Mongoose Mercenary: It's quite obvious the author either never went to basic training, or learned absolutely nothing there. Heck, even cadet time is enough to know how badly written the bad is. Worse, they were warned ahead of time and went forward.
 
I would have said T4, but I see it more of a do-er up, as you would look at a classic car long neglected and abandoned in a barn and home to wildlife of various types, you drag it away, strip it down and rebuild it,

But T4 starships, has no redeemable value,
 
The QLI 1248 pre-order. Not a complaint against QLI but receiving effectively half of what was paid for in a frankly shoddy,badly printed format left a sour taste in my mouth. And the book wasn't that good either.

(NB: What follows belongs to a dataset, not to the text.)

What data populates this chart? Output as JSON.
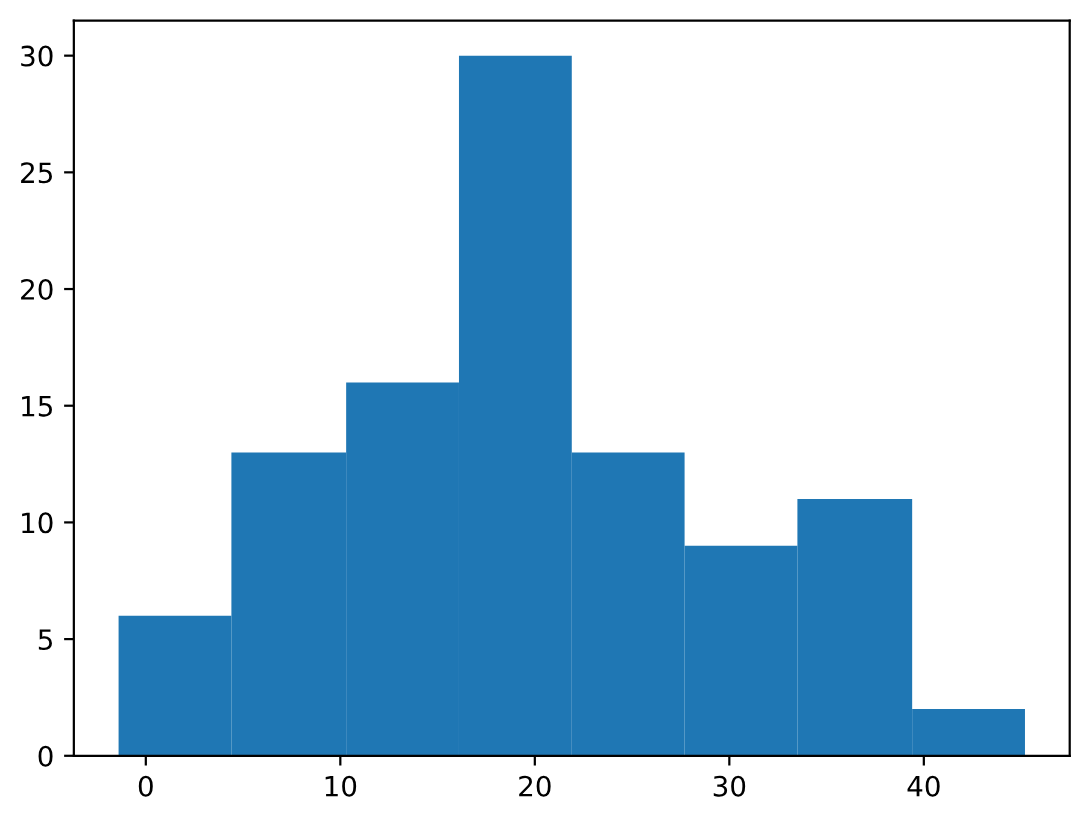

I am baffled as to why this is "not a complaint against QLI" given that you did not like it, and you did not like the format, and you consider it a waste of your money here. You are certainly not praising it, so why not be honest about it and say that it is a complaint?

I would say my biggest waste of money was, unfortunately, T20. I thought it was a very poor attempt at hacking Classic Traveller into D&D Third Edition that did not do either very well - in my opinion it would have been much better if QLI had used d20 Modern or d20 Future as a starting point, or just made a new d20 system from scratch using the OGL (similar to what was done with other games such as Mutants and Masterminds).

I was not at all impressed with T4 either.